A ‘maioria’ estabelece as condições mínimas para a mudança de paradigma, que é indispensável para alinhar o desenvolvimento económico do país com os parceiros europeus.

Mas, nem as maiorias absolutas conseguem ser os remédios para todos as arbitrariedades, e as decisões sensatas no plano político serão também determinantes, senão para a durabilidade da solução, pelo menos, para a sua qualidade e credibilidade.

A tentativa de afastar o partido Chega, e sobretudo os eleitores do Chega, de uma partilha institucional legítima, nunca praticada de forma global no passado, é um rematado disparate.

É difícil compreender que quem conviveu durante tanto tempo com partidos que partilham os princípios dos regimes mais cruéis da história da humanidade, se inquietem com a presença de uma dúzia de deputados extremistas da direita que se limitam a replicar os mesmos tiques e intolerâncias dos seus colegas da extrema esquerda.

O Governo e a maioria do Parlamento ao estabelecerem um cerco a um partido com representação parlamentar e razoável implantação nacional, contribuem, ao contrário do que pensam e, eventualmente, querem, para a degradação da democracia portuguesa e para a descredibilização da maioria absoluta.

O folclore da decisão esconde, no curto prazo, o erro, mas a gravidade da decisão não deixará de ter consequências no futuro.

Conhecemos, da teoria monetária, o conceito de ‘armadilha da liquidez’; não será muito inteligente criar na política a ‘armadilha do absolutismo’.

Como se disse, o país carece de profundas reformas (dívida, défice estrutural, despesa pública, investimento, fiscalidade, etc..) e o êxito dessas reformas, dependente da aprovação parlamentar, passa também muito pela harmonia nas ruas.

Ora, infelizmente, já ouvimos, com origem nos dois extremos partidários expressões, desejos e ameaças que não são propriamente animadores.

As últimas eleições demonstraram que o eleitorado, com a sua composição atual, tem medo de mudanças e tende a bloquear as reformas mais necessárias.

É fácil compreender este bloqueio quando analisamos a estrutura do eleitorado e a sua dependência direta e indireta da esfera pública como, com oportunidade, o fez, esta semana, o Professor Vítor Bento.

Segundo os dados divulgados, com a cooperação da Pordata, os cidadãos portugueses, maiores de 18 anos , que são ‘dependentes’ dos sistemas públicos ou das opções do Governo, representavam em 1980 cerca de 34% do universo considerado e são hoje uns impressionantes 61% de um universo semelhante.

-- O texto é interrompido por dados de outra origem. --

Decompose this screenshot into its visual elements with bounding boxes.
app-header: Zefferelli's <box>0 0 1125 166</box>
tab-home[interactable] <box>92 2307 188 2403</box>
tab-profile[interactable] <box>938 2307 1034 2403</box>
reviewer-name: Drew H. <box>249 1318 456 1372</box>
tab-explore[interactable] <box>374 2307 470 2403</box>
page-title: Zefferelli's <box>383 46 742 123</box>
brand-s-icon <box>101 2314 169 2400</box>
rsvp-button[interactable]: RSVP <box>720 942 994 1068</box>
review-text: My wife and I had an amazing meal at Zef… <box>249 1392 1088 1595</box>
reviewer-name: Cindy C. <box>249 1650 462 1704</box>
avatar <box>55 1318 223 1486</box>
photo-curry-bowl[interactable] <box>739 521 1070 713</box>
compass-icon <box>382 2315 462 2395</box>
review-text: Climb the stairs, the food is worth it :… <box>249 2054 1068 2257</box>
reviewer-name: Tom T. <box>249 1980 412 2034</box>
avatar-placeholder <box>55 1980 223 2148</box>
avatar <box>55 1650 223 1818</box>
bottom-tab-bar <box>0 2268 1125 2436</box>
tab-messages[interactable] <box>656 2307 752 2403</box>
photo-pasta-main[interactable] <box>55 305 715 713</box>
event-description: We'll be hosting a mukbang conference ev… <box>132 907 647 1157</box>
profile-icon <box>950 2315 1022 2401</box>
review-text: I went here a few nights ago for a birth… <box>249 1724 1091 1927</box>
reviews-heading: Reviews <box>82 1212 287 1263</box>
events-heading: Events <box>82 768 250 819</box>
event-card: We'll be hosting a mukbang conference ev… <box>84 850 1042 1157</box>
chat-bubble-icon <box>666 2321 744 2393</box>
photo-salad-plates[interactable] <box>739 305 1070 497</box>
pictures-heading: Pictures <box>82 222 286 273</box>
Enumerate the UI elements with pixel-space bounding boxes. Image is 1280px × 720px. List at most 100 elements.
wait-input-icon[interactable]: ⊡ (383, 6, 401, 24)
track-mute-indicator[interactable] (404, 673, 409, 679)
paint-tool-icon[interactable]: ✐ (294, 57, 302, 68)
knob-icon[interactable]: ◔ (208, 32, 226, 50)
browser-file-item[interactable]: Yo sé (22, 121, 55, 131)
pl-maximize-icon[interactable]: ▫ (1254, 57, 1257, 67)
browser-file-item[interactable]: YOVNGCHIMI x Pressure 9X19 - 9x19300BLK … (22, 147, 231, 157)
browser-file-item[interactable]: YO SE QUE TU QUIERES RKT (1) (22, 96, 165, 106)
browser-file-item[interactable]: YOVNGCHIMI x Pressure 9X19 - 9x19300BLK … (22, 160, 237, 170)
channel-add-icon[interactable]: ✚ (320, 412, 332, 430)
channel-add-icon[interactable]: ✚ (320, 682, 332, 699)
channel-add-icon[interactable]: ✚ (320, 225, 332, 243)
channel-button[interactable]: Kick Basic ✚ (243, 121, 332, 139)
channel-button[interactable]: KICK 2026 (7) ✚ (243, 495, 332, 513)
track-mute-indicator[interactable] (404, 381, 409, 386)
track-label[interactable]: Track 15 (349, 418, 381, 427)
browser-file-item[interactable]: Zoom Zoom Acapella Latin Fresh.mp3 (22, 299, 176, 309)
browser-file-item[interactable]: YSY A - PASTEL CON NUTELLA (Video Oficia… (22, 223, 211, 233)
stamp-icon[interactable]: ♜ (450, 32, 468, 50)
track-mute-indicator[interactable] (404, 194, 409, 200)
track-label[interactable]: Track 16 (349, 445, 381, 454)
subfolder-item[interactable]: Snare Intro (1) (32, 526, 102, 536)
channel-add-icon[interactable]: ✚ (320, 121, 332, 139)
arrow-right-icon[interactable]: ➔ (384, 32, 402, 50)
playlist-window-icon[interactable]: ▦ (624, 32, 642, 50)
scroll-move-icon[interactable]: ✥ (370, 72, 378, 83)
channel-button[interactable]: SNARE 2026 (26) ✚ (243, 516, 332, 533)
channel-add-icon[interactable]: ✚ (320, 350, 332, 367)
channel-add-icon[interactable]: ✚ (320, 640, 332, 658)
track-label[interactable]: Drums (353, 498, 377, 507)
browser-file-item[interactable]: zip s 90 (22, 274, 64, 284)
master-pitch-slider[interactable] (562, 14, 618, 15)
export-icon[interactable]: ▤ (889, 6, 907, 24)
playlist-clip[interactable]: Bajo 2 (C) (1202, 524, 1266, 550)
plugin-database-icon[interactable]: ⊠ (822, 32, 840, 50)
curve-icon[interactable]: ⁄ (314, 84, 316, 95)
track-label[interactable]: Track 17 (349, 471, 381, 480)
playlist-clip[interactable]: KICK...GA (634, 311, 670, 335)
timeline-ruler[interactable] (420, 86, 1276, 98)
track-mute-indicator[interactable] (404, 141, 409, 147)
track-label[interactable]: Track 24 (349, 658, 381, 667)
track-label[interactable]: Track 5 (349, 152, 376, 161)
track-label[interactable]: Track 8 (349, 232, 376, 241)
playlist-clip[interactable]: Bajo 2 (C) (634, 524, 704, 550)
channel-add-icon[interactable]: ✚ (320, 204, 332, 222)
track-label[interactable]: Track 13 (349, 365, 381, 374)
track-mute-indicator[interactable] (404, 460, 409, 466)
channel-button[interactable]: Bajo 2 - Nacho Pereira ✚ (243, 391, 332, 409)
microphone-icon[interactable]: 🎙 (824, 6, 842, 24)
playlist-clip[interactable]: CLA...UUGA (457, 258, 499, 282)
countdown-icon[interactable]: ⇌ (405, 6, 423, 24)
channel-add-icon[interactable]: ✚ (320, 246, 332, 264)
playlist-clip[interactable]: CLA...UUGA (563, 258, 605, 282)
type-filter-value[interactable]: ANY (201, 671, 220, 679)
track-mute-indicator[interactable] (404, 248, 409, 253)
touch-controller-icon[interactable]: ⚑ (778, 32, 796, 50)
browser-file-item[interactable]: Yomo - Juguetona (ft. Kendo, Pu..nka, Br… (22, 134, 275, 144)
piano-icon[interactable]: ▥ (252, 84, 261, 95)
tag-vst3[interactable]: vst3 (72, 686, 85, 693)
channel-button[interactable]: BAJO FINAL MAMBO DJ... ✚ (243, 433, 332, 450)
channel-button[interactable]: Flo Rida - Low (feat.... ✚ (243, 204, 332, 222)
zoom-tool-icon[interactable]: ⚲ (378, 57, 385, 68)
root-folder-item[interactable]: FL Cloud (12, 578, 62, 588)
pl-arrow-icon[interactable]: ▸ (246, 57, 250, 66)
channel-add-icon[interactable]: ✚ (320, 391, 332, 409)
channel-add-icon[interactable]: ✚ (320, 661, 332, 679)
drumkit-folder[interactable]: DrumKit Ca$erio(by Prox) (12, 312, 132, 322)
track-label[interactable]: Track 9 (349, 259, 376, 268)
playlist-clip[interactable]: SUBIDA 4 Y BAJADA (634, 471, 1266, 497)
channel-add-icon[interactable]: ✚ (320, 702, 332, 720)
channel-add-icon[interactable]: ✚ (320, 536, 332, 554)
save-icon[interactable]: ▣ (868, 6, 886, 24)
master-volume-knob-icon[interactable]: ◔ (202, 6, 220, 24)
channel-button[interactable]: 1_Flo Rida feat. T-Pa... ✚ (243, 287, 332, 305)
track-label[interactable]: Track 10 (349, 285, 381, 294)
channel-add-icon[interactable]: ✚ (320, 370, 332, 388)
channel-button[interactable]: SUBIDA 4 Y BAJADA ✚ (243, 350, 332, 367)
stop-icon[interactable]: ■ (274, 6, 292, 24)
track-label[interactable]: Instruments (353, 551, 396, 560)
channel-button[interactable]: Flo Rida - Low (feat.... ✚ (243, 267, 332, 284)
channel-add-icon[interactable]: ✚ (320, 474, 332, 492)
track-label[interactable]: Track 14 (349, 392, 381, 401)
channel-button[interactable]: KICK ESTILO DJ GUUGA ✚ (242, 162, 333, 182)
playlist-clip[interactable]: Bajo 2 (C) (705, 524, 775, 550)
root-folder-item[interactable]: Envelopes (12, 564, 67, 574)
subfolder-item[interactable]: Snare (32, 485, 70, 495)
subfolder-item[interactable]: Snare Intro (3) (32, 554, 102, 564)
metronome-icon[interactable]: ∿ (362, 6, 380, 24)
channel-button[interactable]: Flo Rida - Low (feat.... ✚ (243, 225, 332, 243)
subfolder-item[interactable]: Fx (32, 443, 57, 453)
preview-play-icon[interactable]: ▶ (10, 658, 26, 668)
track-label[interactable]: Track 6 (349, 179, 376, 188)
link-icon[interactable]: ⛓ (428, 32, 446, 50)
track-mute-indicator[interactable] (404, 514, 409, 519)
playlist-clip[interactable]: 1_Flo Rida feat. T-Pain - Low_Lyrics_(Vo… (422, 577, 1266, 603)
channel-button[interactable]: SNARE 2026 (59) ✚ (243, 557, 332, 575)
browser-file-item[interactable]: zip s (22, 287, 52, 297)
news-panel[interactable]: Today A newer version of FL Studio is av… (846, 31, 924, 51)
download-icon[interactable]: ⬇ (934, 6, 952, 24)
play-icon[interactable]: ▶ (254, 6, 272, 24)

Esta realidade para lá de explicar bem o atraso económico e social do país, acentuado nos últimos anos, é um desafio exigente para concretizar verdadeiras reformas.

Em democracia, felizmente, a maioria absoluta ou o absolutismo que dela pode derivar, nem sempre é condição de sucesso e pode mesmo constituir uma armadilha de consequências nefastas.

Apesar de tudo e na situação atual do país, antes esta maioria que a continuação de uma crise política sem fim à vista e em degradação continuada.

Depois de tocar no fundo, agora só resta subir.